Tips to start developing these habits

  • Make a list the night before: Write down everything you need to bring or do.
  • Adjust your internal clock: Tell yourself the commitment begins 60 minutes earlier than it actually does.
  • Prepare a launch zone: Keep essentials (keys, wallet, phone, bag) and everything else you will need to leave in one place. And, have all food and hydration packed, even if all in a bag in the refrigerator.
  • Use smart alarms: Set an alarm to remind you to leave, not just to wake up.
  • Time yourself: Measure exactly how long it takes to get ready and travel.
  • Leave in zen mode: Depart calmly to better handle surprises.
  • Reward yourself: Give yourself small rewards for being consistently early.

7-day plan to build the habit and follow the behavioral steps for this to be true

Day 1: Basic organization

  • Prepare clothes, bag, and essentials the night before.
  • Create a checklist for faster morning preparation.

Day 2: Time estimation

  • Time yourself traveling to a familiar place.
  • Add 60 minutes extra to your usual travel time.
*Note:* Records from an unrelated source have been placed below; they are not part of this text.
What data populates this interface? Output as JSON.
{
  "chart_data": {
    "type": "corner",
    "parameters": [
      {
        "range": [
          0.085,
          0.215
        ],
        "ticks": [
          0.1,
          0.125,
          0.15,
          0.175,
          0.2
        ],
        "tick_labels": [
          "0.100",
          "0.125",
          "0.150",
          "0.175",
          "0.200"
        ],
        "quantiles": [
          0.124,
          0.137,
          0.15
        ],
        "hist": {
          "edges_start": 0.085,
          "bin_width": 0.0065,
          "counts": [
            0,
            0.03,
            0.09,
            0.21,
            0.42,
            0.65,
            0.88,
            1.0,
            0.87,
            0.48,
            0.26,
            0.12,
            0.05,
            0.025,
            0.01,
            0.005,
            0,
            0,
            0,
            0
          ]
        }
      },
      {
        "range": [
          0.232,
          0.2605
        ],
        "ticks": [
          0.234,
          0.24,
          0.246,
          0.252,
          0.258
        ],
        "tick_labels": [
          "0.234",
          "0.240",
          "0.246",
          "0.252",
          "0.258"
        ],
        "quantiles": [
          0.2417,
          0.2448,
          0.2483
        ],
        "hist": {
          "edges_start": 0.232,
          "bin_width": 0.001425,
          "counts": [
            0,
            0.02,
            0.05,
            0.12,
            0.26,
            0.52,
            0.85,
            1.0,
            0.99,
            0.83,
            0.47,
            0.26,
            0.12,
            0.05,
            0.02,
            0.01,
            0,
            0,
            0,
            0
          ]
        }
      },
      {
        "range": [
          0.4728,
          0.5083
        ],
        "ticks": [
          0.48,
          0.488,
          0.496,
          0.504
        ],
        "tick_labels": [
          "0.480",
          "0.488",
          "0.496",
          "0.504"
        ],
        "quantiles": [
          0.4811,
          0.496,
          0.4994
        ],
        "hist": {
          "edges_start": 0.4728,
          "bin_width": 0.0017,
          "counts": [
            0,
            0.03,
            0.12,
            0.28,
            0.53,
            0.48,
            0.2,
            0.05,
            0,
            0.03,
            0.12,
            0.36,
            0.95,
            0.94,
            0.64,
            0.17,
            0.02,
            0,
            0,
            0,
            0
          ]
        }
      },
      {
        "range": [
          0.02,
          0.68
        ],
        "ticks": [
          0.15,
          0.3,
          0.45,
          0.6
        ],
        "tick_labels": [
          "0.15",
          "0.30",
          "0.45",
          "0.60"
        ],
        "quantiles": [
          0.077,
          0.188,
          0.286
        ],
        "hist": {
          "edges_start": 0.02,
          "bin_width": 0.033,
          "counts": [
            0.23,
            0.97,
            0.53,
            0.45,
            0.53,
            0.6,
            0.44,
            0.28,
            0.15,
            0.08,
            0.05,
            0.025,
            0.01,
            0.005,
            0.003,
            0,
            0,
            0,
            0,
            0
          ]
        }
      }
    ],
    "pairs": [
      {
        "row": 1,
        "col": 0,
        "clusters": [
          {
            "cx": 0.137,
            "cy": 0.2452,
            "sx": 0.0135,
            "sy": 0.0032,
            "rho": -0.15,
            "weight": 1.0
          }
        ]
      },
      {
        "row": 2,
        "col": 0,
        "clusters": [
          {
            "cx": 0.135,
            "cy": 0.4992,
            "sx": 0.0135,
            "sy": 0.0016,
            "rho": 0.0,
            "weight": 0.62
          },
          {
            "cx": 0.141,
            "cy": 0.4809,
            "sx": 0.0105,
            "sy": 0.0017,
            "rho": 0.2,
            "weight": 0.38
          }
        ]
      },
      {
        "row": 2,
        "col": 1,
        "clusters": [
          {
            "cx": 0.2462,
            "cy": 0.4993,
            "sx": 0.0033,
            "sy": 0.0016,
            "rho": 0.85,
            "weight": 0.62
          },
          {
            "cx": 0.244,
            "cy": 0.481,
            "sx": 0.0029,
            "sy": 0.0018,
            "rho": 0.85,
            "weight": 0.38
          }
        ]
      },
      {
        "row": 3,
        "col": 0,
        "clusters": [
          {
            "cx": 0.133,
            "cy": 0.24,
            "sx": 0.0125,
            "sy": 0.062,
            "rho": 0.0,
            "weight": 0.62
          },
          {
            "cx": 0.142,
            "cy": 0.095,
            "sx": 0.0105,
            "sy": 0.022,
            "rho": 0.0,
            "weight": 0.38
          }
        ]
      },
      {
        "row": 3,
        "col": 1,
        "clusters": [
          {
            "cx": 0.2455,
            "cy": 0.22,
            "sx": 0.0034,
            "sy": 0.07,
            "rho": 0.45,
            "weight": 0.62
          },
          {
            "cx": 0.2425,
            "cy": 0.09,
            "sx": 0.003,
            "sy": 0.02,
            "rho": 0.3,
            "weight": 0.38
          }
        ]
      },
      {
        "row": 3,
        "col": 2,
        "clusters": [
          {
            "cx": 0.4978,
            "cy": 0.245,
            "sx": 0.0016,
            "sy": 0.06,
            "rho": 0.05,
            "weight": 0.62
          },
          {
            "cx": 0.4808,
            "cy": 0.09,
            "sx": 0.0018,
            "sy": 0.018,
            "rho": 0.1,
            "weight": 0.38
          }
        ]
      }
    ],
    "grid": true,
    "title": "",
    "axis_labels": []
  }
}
Day 3: Departure simulation

  • Pick a mock departure time and practice leaving exactly then.
  • Review what delayed or helped you.

Day 4: Smart alarm setup

  • Set a 'Time to Leave' alarm 15 minutes before your actual departure time.
  • Treat this alarm as non-negotiable.

Day 5: Make early arrival the goal

  • Plan to arrive minimum 60 minutes early for your first commitment of the day.
  • Use that extra time to relax or prepare.

Day 6: Reward your effort

  • If you arrive early several times, treat yourself to something enjoyable.

Day 7: Reflect and adjust

  • Analyze what worked best and what was hard.
  • Fine-tune your routines based on your experience.

Extra tip

Think "I will leave at 7:00am to arrive no later than 8:00am and have at least 60 minutes of reward time for me before my first commitment of the day" instead of "I need to arrive by 9:00am". It's a mental shift that makes a big difference.